Home » Module 2: Drug Testing: A Hair-Brained Idea! » Content Background: Binding of drugs to hair

Content Background: Binding of drugs to hair

In order for drugs1 to become incorporated into the hair, they must enter the follicle2. This occurs by two routes. One route of entry is from the capillaries surrounding the follicle. The other route of entry is through the sebum3 secreted by the sebaceous glands connected to the follicle (drugs can enter the follicle from sweat as well). Most drugs will have little trouble leaving the capillaries since there are many pores or fenestrations that allow their passage. Once the drugs get into the follicles and the hair cells, the pH of the hair cell environment will determine if the drugs can get out. For example, when drugs that are weak bases4 are in an acidic environment, they tend to exist in a predominantly charged form (they accept a H+ from the donor) (see Module 1). This is the case for drugs such as nicotine, morphine, cocaine and amphetamine. These drugs are weak bases and they bind to the melanin5 because it is acidic. The nature of the bond between oppositely charged atoms is electrostatic. Electrostatic bonding is a very common form of bonding between drugs and proteins (either enzymes6 or receptors7). When drugs bind to receptors on neurons for example, they change the electrical activity of those cells. However, in hair, the binding of drugs to melanin does not affect the cell’s function. Instead, the weak bases become trapped inside the hair cells because they exist mainly in their charged form. As charged molecules, they have difficulty diffusing through the lipid membranes of the hair cells to reach the capillaries. The more melanin present in the hair, the more binding of weak base drugs. So, for the same dose of drugs such as cocaine and morphine, higher levels of these drugs are present in black and brown hair compared to blond hair. Non-Caucasian races with black hair have higher concentrations of these drugs in their hair compared to Caucasians. After a single dose, the drugs remain in the hair from 2-8 months (see Figure 7), depending on the individual. Drugs such as cocaine can even be detected in the hair of newborn babies after use of cocaine by the mothers during the 2nd and 3rd trimesters of pregnancy. Washing of the hair does not eliminate the drug, although anything that destroys the pigment will decrease the binding of the drug.

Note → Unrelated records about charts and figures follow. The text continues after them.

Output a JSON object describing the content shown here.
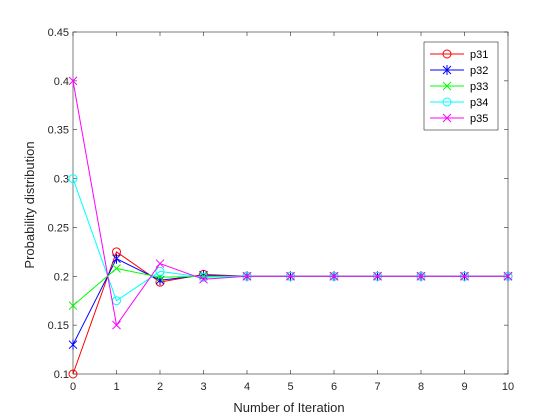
{
  "chart_data": {
    "type": "line",
    "title": "",
    "xlabel": "Number of Iteration",
    "ylabel": "Probability distribution",
    "xlim": [
      0,
      10
    ],
    "ylim": [
      0.1,
      0.45
    ],
    "x_ticks": [
      0,
      1,
      2,
      3,
      4,
      5,
      6,
      7,
      8,
      9,
      10
    ],
    "y_ticks": [
      0.1,
      0.15,
      0.2,
      0.25,
      0.3,
      0.35,
      0.4,
      0.45
    ],
    "y_tick_labels": [
      "0.1",
      "0.15",
      "0.2",
      "0.25",
      "0.3",
      "0.35",
      "0.4",
      "0.45"
    ],
    "grid": false,
    "legend_position": "top-right",
    "x": [
      0,
      1,
      2,
      3,
      4,
      5,
      6,
      7,
      8,
      9,
      10
    ],
    "series": [
      {
        "name": "p31",
        "color": "#ff0000",
        "marker": "circle",
        "values": [
          0.1,
          0.225,
          0.194,
          0.202,
          0.2,
          0.2,
          0.2,
          0.2,
          0.2,
          0.2,
          0.2
        ]
      },
      {
        "name": "p32",
        "color": "#0000ff",
        "marker": "asterisk",
        "values": [
          0.13,
          0.218,
          0.196,
          0.201,
          0.2,
          0.2,
          0.2,
          0.2,
          0.2,
          0.2,
          0.2
        ]
      },
      {
        "name": "p33",
        "color": "#00ff00",
        "marker": "x",
        "values": [
          0.17,
          0.208,
          0.199,
          0.2,
          0.2,
          0.2,
          0.2,
          0.2,
          0.2,
          0.2,
          0.2
        ]
      },
      {
        "name": "p34",
        "color": "#00ffff",
        "marker": "circle",
        "values": [
          0.3,
          0.175,
          0.205,
          0.199,
          0.2,
          0.2,
          0.2,
          0.2,
          0.2,
          0.2,
          0.2
        ]
      },
      {
        "name": "p35",
        "color": "#ff00ff",
        "marker": "x",
        "values": [
          0.4,
          0.15,
          0.213,
          0.197,
          0.2,
          0.2,
          0.2,
          0.2,
          0.2,
          0.2,
          0.2
        ]
      }
    ]
  }
}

1 a substance that affects the structure or function of a cell or organism.
2 a small sac; hair follicles are internalized structures of epithelial cells in which the hair is synthesized and grows
3 a fatty substance made in and secreted by sebaceous glands attached to hair follicles
4 a compound that tends to accept a H+ when placed in an acidic solution
5 the pigment found in hair, skin, feathers, etc.. It is a biopolymer found in granules within melanocytes and transferred to keratinocytes to provide hair color.
6 a protein that catalyzes the rate at which a reaction occurs. It binds to one of the reactants (a substrate) to cause a change in the reactant’s structure, facilitating the reaction.
7 a protein to which hormones, neurotransmitters and drugs bind. They are usually located on cell membranes and elicit a function once bound.


Figure 7 Pattern of cocaine binding to hair from a subject that snorted 1 low dose of cocaine. From: Henderson et al. (1996). J. Analytical Toxicology, 20: 1-12.

Pattern of cocaine binding to hair from a subject that snorted 1 low dose of cocaine. From: Henderson et al., J. Analytical Toxicology, 20:1-12, 1996.